Military Guides and Development of Guides Regiments
In European wars up to the time of the French Revolution, the absence of large-scale detailed maps made local guides almost essential to the direction of military operations. In the 18th century the stricter organization of military resources led in various countries to the special training of guide officers who had the primary duty of finding, and if necessary establishing, routes across country. In the history of the American west, Native Americans and mountain men were important in leading military units and settlers alike.
The genesis of the "Guides" regiments may be found in a short-lived Corps of Guides formed by Napoleon in Italy in 1796, which appears to have been a personal escort or body guard composed of men who knew the country. Following the unification of Italy in 1870-71, the new national army included a regiment designated as Guides - the 19th Cavalleggieri (Light Horse).
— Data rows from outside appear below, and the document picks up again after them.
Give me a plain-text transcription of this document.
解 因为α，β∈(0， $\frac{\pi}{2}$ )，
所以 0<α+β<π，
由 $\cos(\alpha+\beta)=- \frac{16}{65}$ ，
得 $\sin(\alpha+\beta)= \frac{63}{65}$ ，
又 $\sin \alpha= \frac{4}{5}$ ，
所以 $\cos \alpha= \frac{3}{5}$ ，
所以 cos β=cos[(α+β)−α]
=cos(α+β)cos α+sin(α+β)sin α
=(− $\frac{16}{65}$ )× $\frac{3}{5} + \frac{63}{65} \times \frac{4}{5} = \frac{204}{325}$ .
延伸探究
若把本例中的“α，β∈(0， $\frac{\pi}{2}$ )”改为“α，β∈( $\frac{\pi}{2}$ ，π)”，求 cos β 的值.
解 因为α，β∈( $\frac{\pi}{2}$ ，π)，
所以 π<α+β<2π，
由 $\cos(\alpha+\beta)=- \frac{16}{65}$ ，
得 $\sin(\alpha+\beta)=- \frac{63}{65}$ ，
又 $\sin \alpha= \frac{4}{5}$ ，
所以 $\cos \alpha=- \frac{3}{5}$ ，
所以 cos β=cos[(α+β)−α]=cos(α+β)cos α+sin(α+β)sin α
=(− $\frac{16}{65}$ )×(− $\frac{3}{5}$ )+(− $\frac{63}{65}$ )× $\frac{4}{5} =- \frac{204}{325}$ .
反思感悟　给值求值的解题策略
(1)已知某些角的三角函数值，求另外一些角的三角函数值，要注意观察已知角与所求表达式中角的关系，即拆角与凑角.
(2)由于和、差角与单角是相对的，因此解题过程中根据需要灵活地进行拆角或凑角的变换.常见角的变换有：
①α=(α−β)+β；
In the Belgian Army the two Guides regiments, created respectively in 1833 and 1874, constituted part of the light cavalry and came to correspond to the Guard cavalry of other nations. Until the outbreak of World War I, they wore a distinctive uniform comprising a plumed busby, green dolman braided in yellow, and crimson breeches. Mechanised in October 1937, both regiments form armoured battalions in the modern Belgian Army.
In the Swiss army prior to 1914 the squadrons of "Guides" acted as divisional cavalry. In this role these light cavalry units were called upon, on occasion, to lead columns.
The "Queen’s own Corps of Guides" of the British Indian Army consisted of a unique combination of infantry companies and cavalry squadrons. After World War I the infantry element was incorporated in the 12th Frontier Force Regiment and the Guides Cavalry formed a separate regiment - the 10th Queen Victoria's Own Corps of Guides Cavalry (Frontier Force).
In drill, a "guide" is an officer or non-commissioned officer who regulates the direction and pace of movements.